Among the numerous success Soyinka’s career has reaped, his Nobel Prize for Literature in 1986 is by far the most recognisable. At the mention of it he half-smiles. I’m sure in his mind he is wondering how to describe his feelings about it both honestly and without sounding ungrateful. He says the achievement itself was a good one, but the expectations that followed it were unrealistic and unfair. “The expectation to be everywhere”, as he describes it, is one that he is not fond of, as he laughs, reciting the words of his fellow winner George Bernard Shaw: “I can forgive Alfred Nobel for having invented dynamite, but only a fiend in human form could have invented the Nobel Prize.”

Visibility remains a sore-point for Soyinka, who has spent much of his life under both public and political scrutiny. On this point, Baroness Valerie Amos, host of the talk, mentions a both hilarious and rather aggressive sign posted outside Soyinka’s property deep within a forest in Nigeria which states that “trespassing vehicles will be shot and eaten”, in order to deter cars from entering onto his land, placed after he came home from a long trip to find a family picnicking outside his house. “There are times when one just doesn’t want to see a human being” he says, to much laughter. I can’t help but agree, as surely, after a life lived like Soyinka’s, a little solitude is not too much to ask.

Inevitably, as it always seems to, the question of the EU Referendum, migration and refugees soon emerges, and Soyinka, with a sigh, eloquently and intelligently addresses the topic, stating that, “If these [European] countries look into their history, they’ll see they too, took up space […] there’s movement, and that movement is not about to stop.” This brought sighs of agreement and sadness from the audience, who for maybe a brief moment, had forgotten about the international turmoil, having been enamoured by Soyinka’s stories throughout the evening.

Further delighting us, Soyinka spoke about his love for language as a “community cohering mechanism”, and the power of literature, explaining that, “literature can hone the movement towards resistance […] that’s why dictators hate it”, whilst reminding us to “keep [it] in view”. Towards the end of the evening, a young British-Nigerian woman stood up, first greeting him in Yoruba, “Ẹ ku alẹ” (“good evening”), this placing a smile on his very youthful face (he’s 82 but looks 52) as he replied, “Ṣé àlãfíà ni” (essentially, “is it that you are well too?”).

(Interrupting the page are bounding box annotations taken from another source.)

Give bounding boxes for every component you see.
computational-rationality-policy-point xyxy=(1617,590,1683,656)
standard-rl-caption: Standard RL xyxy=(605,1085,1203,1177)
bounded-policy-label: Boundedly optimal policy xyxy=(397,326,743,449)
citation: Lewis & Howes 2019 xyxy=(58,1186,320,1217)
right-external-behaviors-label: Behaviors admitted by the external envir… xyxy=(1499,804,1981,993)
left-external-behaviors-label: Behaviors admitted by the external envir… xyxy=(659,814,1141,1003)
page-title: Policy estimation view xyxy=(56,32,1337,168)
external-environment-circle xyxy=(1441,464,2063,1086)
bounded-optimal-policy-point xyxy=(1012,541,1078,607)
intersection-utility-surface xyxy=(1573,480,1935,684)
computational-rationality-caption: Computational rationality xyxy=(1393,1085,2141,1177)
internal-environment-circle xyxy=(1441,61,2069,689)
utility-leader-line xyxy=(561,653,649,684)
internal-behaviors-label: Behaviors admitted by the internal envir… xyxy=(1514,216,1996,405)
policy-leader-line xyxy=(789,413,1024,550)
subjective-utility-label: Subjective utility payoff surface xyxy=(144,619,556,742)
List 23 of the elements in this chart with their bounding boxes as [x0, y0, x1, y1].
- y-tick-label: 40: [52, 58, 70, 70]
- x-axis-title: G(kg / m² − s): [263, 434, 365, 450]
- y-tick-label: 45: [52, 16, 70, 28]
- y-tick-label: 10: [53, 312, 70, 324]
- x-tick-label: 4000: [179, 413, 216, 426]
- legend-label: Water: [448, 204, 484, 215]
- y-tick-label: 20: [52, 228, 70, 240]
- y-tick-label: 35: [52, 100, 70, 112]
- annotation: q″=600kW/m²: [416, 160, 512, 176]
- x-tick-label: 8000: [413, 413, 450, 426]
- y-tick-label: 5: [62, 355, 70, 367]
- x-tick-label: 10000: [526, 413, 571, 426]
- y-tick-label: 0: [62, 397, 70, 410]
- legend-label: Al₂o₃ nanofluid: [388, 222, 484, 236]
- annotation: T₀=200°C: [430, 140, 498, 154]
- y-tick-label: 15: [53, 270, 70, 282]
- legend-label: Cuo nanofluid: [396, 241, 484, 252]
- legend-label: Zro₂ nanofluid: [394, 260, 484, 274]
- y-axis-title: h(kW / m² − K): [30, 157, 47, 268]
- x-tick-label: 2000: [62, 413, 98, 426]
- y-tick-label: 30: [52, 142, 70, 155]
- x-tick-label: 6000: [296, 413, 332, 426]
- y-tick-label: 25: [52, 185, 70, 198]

She asked how, as first and/or second generation British Nigerians, was it possible for us to keep both the Yoruba culture, and the language itself, as a part of our children’s lives. He sighed and said, “well that’s a difficult question,” before thinking for a moment, a wise but serious look on his face, and saying, “make them feel like they’re missing something.” A thought that now comes to mind when I wonder how we might teach future generations about the joy that is Wole Soyinka.